Pino are a brand of chocolate covered ice cream snacks first launched in 1976. Their red and white packaging has been a familiar sight in Japan ever since.




5. Japanese Honey Toast

In its simplest form, Japanese Honey Toast is an extremely thick piece of toast with honey and ice cream on top. It's commonly loaded with other ingredientssuch as fruit as well.

6. Sakura Ice Cream

Sakura blossoms are more of an idea than a flavor. That is to say, they don't have much of a flavor.

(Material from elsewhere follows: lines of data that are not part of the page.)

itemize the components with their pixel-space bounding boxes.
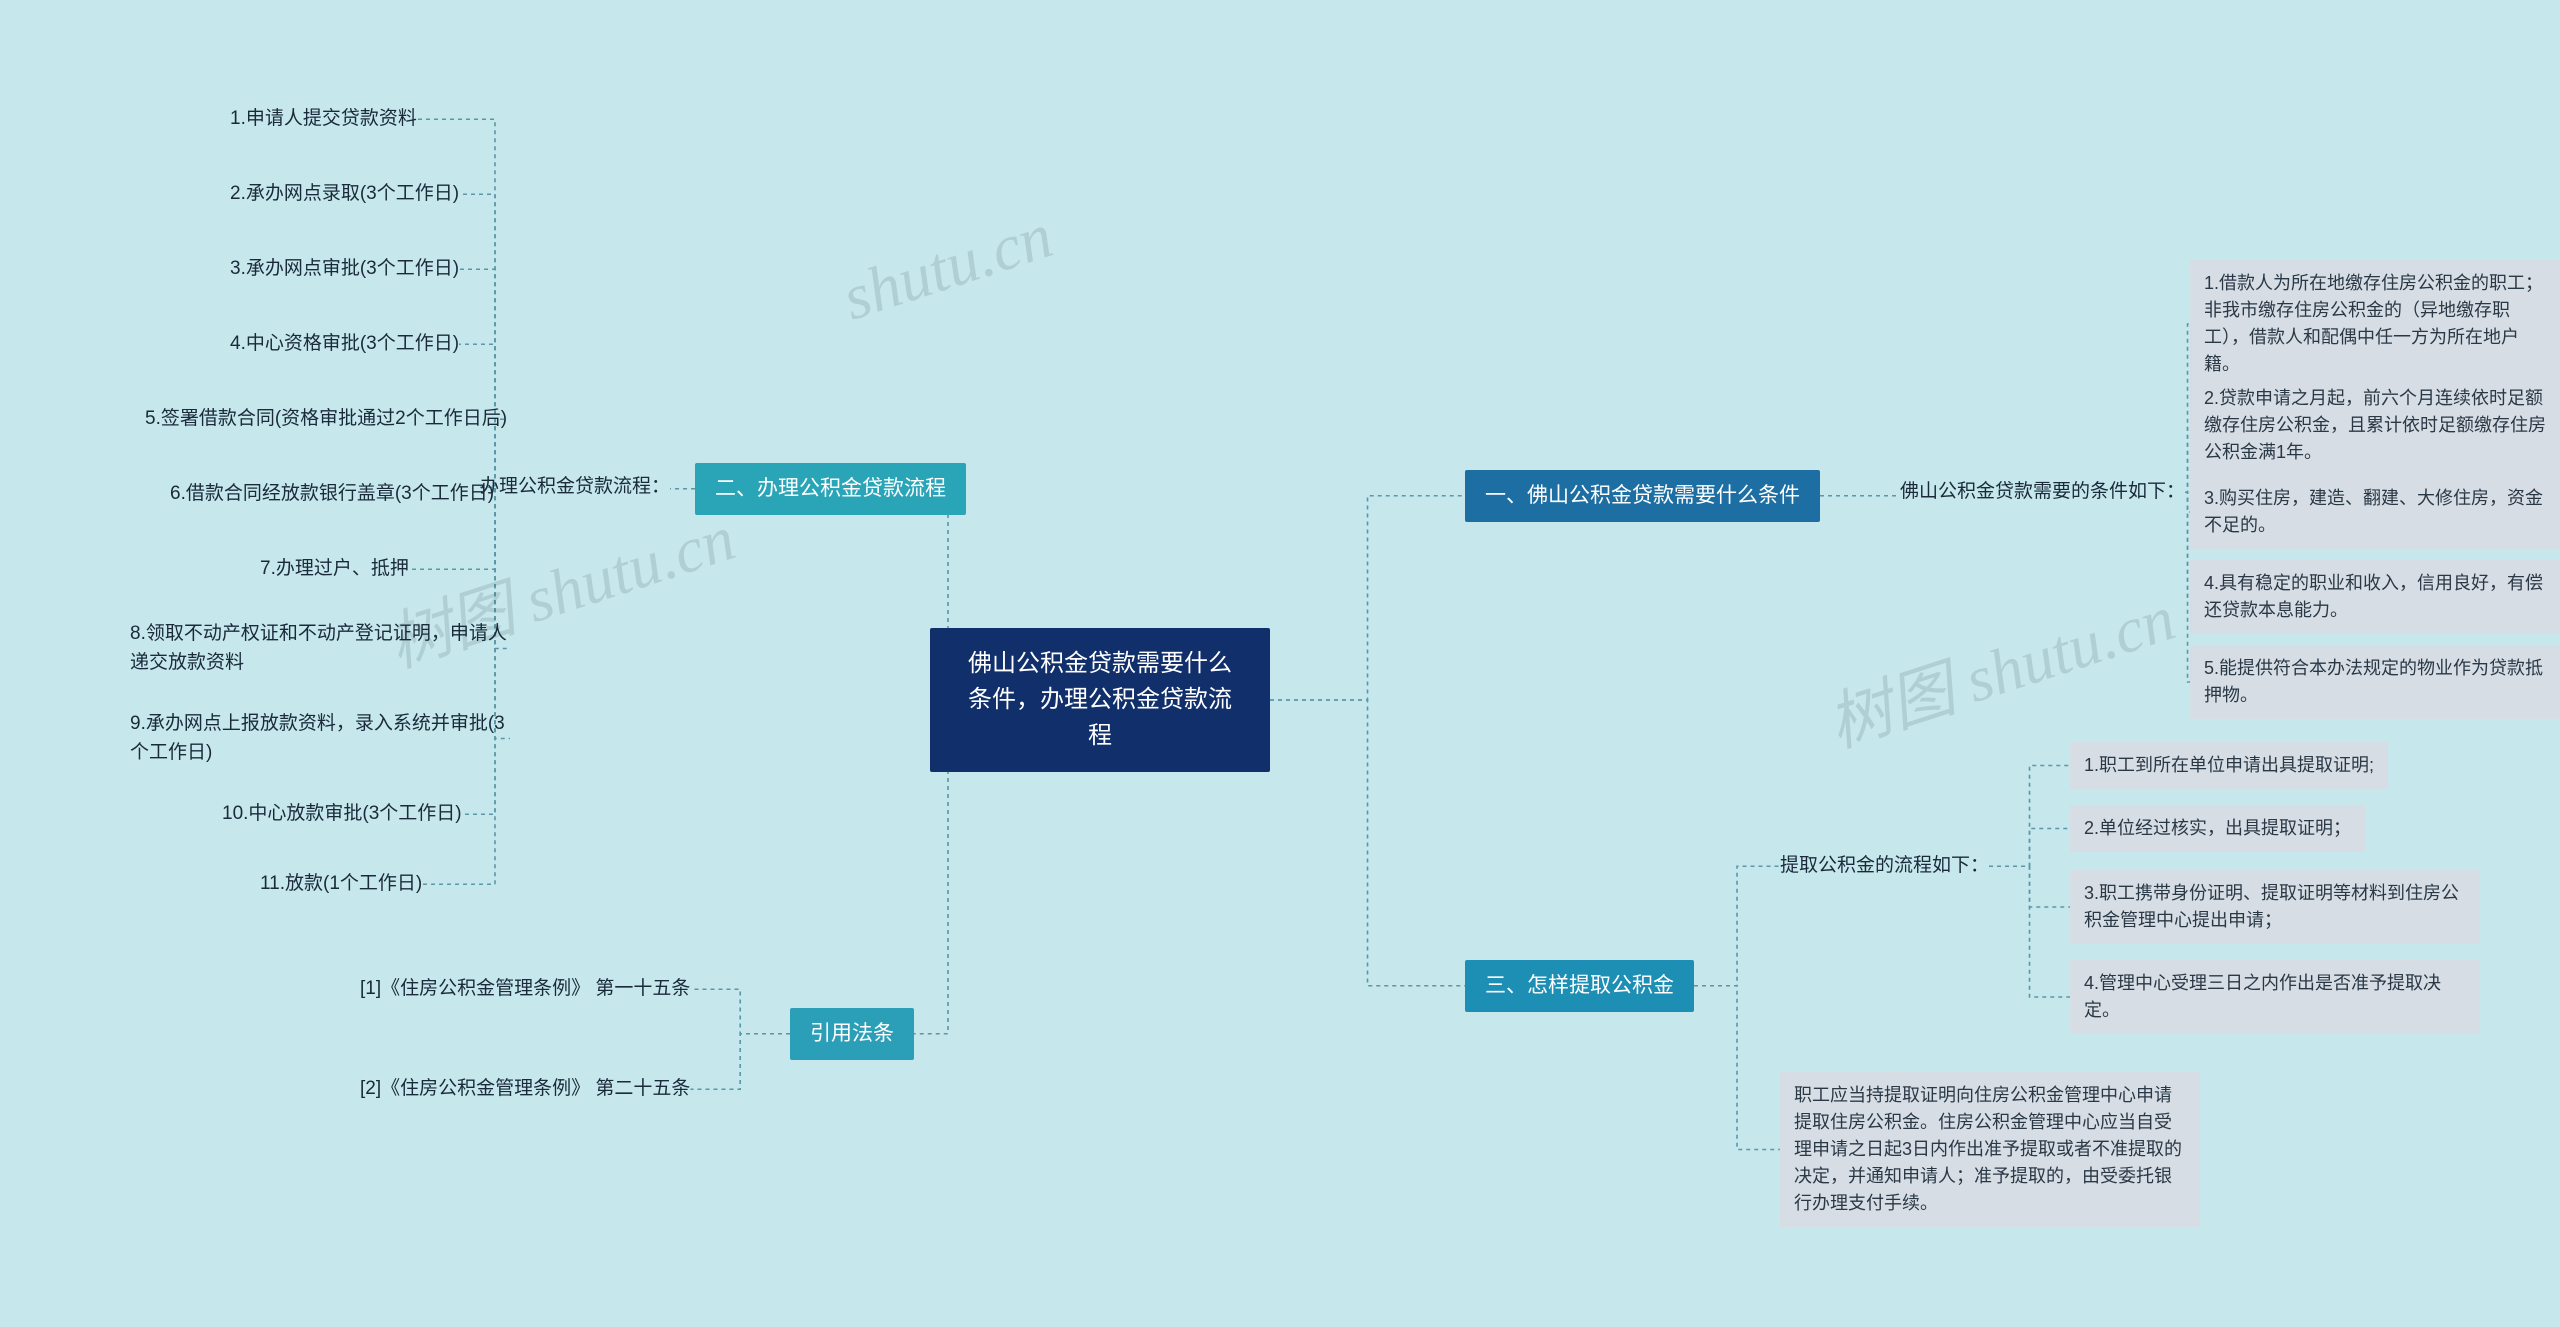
process-step-6: 6.借款合同经放款银行盖章(3个工作日) [170,480,494,509]
branch-conditions-label: 一、佛山公积金贷款需要什么条件 [1485,484,1800,507]
law-ref-2: [2]《住房公积金管理条例》 第二十五条 [360,1075,690,1104]
condition-item-4: 4.具有稳定的职业和收入，信用良好，有偿还贷款本息能力。 [2190,560,2560,634]
process-step-11: 11.放款(1个工作日) [260,870,422,899]
process-step-9: 9.承办网点上报放款资料，录入系统并审批(3个工作日) [130,710,510,767]
branch-process-label: 二、办理公积金贷款流程 [715,477,946,500]
process-step-10: 10.中心放款审批(3个工作日) [222,800,462,829]
condition-item-5: 5.能提供符合本办法规定的物业作为贷款抵押物。 [2190,645,2560,719]
condition-item-2: 2.贷款申请之月起，前六个月连续依时足额缴存住房公积金，且累计依时足额缴存住房公… [2190,375,2560,476]
branch-withdraw: 三、怎样提取公积金 [1465,960,1694,1012]
withdraw-step-1: 1.职工到所在单位申请出具提取证明; [2070,742,2388,789]
process-step-3: 3.承办网点审批(3个工作日) [230,255,459,284]
root-node: 佛山公积金贷款需要什么条件，办理公积金贷款流程 [930,628,1270,772]
branch-conditions-subhead: 佛山公积金贷款需要的条件如下： [1900,478,2185,507]
process-step-5: 5.签署借款合同(资格审批通过2个工作日后) [145,405,507,434]
watermark-3: 树图 shutu.cn [1815,567,2185,765]
condition-item-3: 3.购买住房，建造、翻建、大修住房，资金不足的。 [2190,475,2560,549]
process-step-7: 7.办理过户、抵押 [260,555,409,584]
root-label: 佛山公积金贷款需要什么条件，办理公积金贷款流程 [968,650,1232,749]
withdraw-step-2: 2.单位经过核实，出具提取证明； [2070,805,2365,852]
branch-laws: 引用法条 [790,1008,914,1060]
branch-process: 二、办理公积金贷款流程 [695,463,966,515]
watermark-2: shutu.cn [834,199,1061,336]
branch-withdraw-label: 三、怎样提取公积金 [1485,974,1674,997]
process-step-1: 1.申请人提交贷款资料 [230,105,417,134]
withdraw-step-4: 4.管理中心受理三日之内作出是否准予提取决定。 [2070,960,2480,1034]
process-step-8: 8.领取不动产权证和不动产登记证明，申请人递交放款资料 [130,620,510,677]
branch-laws-label: 引用法条 [810,1022,894,1045]
process-step-2: 2.承办网点录取(3个工作日) [230,180,459,209]
withdraw-step-3: 3.职工携带身份证明、提取证明等材料到住房公积金管理中心提出申请； [2070,870,2480,944]
branch-conditions: 一、佛山公积金贷款需要什么条件 [1465,470,1820,522]
condition-item-1: 1.借款人为所在地缴存住房公积金的职工；非我市缴存住房公积金的（异地缴存职工），… [2190,260,2560,388]
withdraw-note: 职工应当持提取证明向住房公积金管理中心申请提取住房公积金。住房公积金管理中心应当… [1780,1072,2200,1227]
branch-withdraw-subhead: 提取公积金的流程如下： [1780,852,1989,881]
process-step-4: 4.中心资格审批(3个工作日) [230,330,459,359]
law-ref-1: [1]《住房公积金管理条例》 第一十五条 [360,975,690,1004]
branch-process-subhead: 办理公积金贷款流程： [480,473,670,502]
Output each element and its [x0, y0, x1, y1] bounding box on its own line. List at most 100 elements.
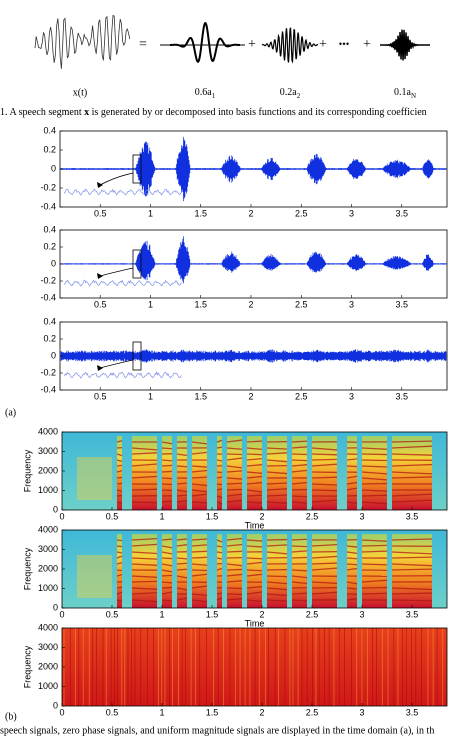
- equals: =: [139, 37, 147, 52]
- harmonic: [361, 459, 388, 462]
- y-tick-label: 3000: [38, 642, 58, 652]
- term-sub: 1: [212, 92, 216, 100]
- harmonic: [391, 599, 433, 602]
- harmonic: [116, 489, 123, 492]
- harmonic: [291, 599, 308, 602]
- harmonic: [266, 544, 288, 547]
- harmonic: [116, 482, 123, 485]
- harmonic: [246, 591, 263, 595]
- spectrogram-region: [132, 436, 157, 510]
- caption-top: 1. A speech segment x is generated by or…: [0, 107, 427, 118]
- harmonic: [311, 555, 338, 559]
- harmonic: [246, 545, 263, 548]
- harmonic: [161, 563, 173, 567]
- ellipsis: •••: [339, 39, 350, 50]
- term-label: 0.2a2: [280, 87, 301, 99]
- x-tick-label: 3: [359, 609, 364, 619]
- harmonic: [246, 458, 263, 461]
- spectrogram-region: [227, 436, 242, 510]
- harmonic: [116, 470, 123, 473]
- x-tick-label: 1.5: [206, 511, 219, 521]
- harmonic: [176, 597, 188, 601]
- harmonic: [226, 477, 243, 480]
- harmonic: [226, 493, 243, 497]
- inset-waveform: [63, 188, 182, 196]
- harmonic: [361, 501, 388, 505]
- x-tick-label: 2: [259, 511, 264, 521]
- harmonic: [216, 539, 223, 543]
- harmonic: [246, 561, 263, 565]
- harmonic: [311, 543, 338, 547]
- harmonic: [116, 599, 123, 602]
- x-tick-label: 3: [349, 299, 354, 309]
- harmonic: [291, 575, 308, 579]
- arrow: [99, 359, 134, 369]
- caption-bottom: speech signals, zero phase signals, and …: [0, 725, 434, 736]
- harmonic: [291, 440, 308, 443]
- term-sub: 2: [297, 92, 301, 100]
- harmonic: [161, 477, 173, 480]
- harmonic: [226, 465, 243, 469]
- harmonic: [131, 580, 158, 583]
- spectrogram-region: [192, 534, 207, 608]
- harmonic: [216, 495, 223, 499]
- harmonic: [116, 561, 123, 565]
- harmonic: [391, 556, 433, 559]
- y-tick-label: 1000: [38, 583, 58, 593]
- harmonic: [391, 445, 433, 449]
- harmonic: [131, 557, 158, 560]
- y-tick-label: 3000: [38, 544, 58, 554]
- harmonic: [216, 592, 223, 595]
- harmonic: [311, 458, 338, 461]
- x-tick-label: 2.5: [306, 511, 319, 521]
- x-tick-label: 2: [259, 609, 264, 619]
- harmonic: [191, 599, 208, 603]
- y-tick-label: 0.2: [43, 144, 56, 154]
- x-tick-label: 0.5: [106, 609, 119, 619]
- harmonic: [216, 586, 223, 589]
- harmonic: [391, 499, 433, 503]
- y-tick-label: 0: [53, 504, 58, 514]
- harmonic: [131, 599, 158, 603]
- harmonic: [131, 475, 158, 479]
- harmonic: [391, 471, 433, 475]
- x-tick-label: 1.5: [194, 391, 207, 401]
- harmonic: [391, 493, 433, 497]
- caption-part: 1. A speech segment: [0, 107, 84, 118]
- harmonic: [311, 463, 338, 467]
- harmonic: [131, 543, 158, 547]
- harmonic: [311, 567, 338, 571]
- y-tick-label: 0: [53, 602, 58, 612]
- harmonic: [116, 574, 123, 577]
- harmonic: [176, 538, 188, 541]
- harmonic: [176, 568, 188, 571]
- harmonic: [116, 586, 123, 589]
- harmonic: [246, 539, 263, 542]
- harmonic: [191, 493, 208, 497]
- harmonic: [176, 544, 188, 547]
- harmonic: [191, 550, 208, 553]
- harmonic: [266, 471, 288, 475]
- spectrogram-region: [217, 534, 222, 608]
- harmonic: [361, 539, 388, 542]
- x-tick-label: 0.5: [94, 208, 107, 218]
- speech-segment: [34, 14, 131, 69]
- harmonic: [266, 488, 288, 491]
- harmonic: [191, 451, 208, 455]
- harmonic: [311, 476, 338, 479]
- harmonic: [246, 501, 263, 504]
- harmonic: [266, 501, 288, 504]
- harmonic: [176, 494, 188, 497]
- x-tick-label: 2: [248, 208, 253, 218]
- harmonic: [246, 569, 263, 572]
- x-axis-label: Time: [245, 520, 265, 530]
- harmonic: [216, 551, 223, 554]
- harmonic: [161, 557, 173, 560]
- y-tick-label: 1000: [38, 681, 58, 691]
- harmonic: [346, 458, 358, 461]
- x-tick-label: 2.5: [306, 609, 319, 619]
- x-tick-label: 1.5: [194, 208, 207, 218]
- x-tick-label: 0: [59, 707, 64, 717]
- harmonic: [266, 575, 288, 578]
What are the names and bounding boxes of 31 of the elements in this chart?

However, they are such a powerful cultural symbol in Japan that people want to eat them.

7. Gari Gari Kun

A line of ice bars with a kakigori center that are often the cheapest item in the ice cream section of convenience stores in Japan. The product's mascot, Gari Gari Kun was originally drawn to look poor to highlight the product's cheap price.

8. Coolish

Coolish is a brand of soft ice cream sold in an insulated package with a tube at the top. It comes in several flavors but vanilla is by far the most popular. Out of the freezer, it needs to thaw slightly before eating.

9. Monaka

Monaka are a traditional Japanese dessert that have a crispy outer shell filled with sweet ingredients such as anko, chestnut paste and mochi. Monaka shells are also used to create ice cream sandwiches in Japan.




10. Suika Ba

Suika Ba, literally "watermelon bar", is a watermelon flavored flavored ice snack with chocolate chips for seeds.

11. MOW

The Japanese ice cream market is highly competitive and products with a low price tend to be the best sellers. As a result, many "ice cream" products aren't true ice cream but are based on soy or rice. Others do contain milk but only in small quantities. MOW is a line of real ice cream products that advertise the quality of their ingredients.

12. Yuzu Ice Cream

Yuzu is a bumpy, pungently bitter Japanese citrus fruit. Its peels are used to flavor ice cream and sorbet.

13. Ikasumi

Ikasumi, or squid ink, is an increasingly common ingredient in Japanese cuisine in recent years. It has a dark black color and is used both as a food coloring and flavor. Several tourist spots in Japan sell a shocking flavor of ice cream that might include trace amounts exotic ingredients such as snake. Such flavors of ice cream are equally strange to the Japanese as they seem from outside. Ikasumi ice cream originally fell into this category of novelty flavors for tourists but in recent years is making appearances at regular ice cream shops.

14. Ume

Ume are bitter Japanese apricots that are a somewhat common ice cream flavor in Japan.

15. Tofu

Tofu Ice Cream is a term that's often applied to ice cream made with soy milk. In Japan, tofu is also considered a flavor of ice cream. In rare cases, tofu ice cream in Japan is made with milk and is tofu flavored rather than tofu based.




16. Coffee Jelly

Coffee Jelly is a simple gelatin dessert made with black coffee. It has a strong coffee taste and is usually served with vanilla ice cream.

17. Kinako

Kinako is roasted soybean powder. It's sweet with a taste that's just as distinctive as maple sugar. It's commonly used as a topping for ice cream.

18. Kuzumochi

Kuzumochi is a light, thick jelly made with starch from the Japanese Arrowroot plant. It's virtually tasteless but has a refreshing cool texture that matches ice cream well.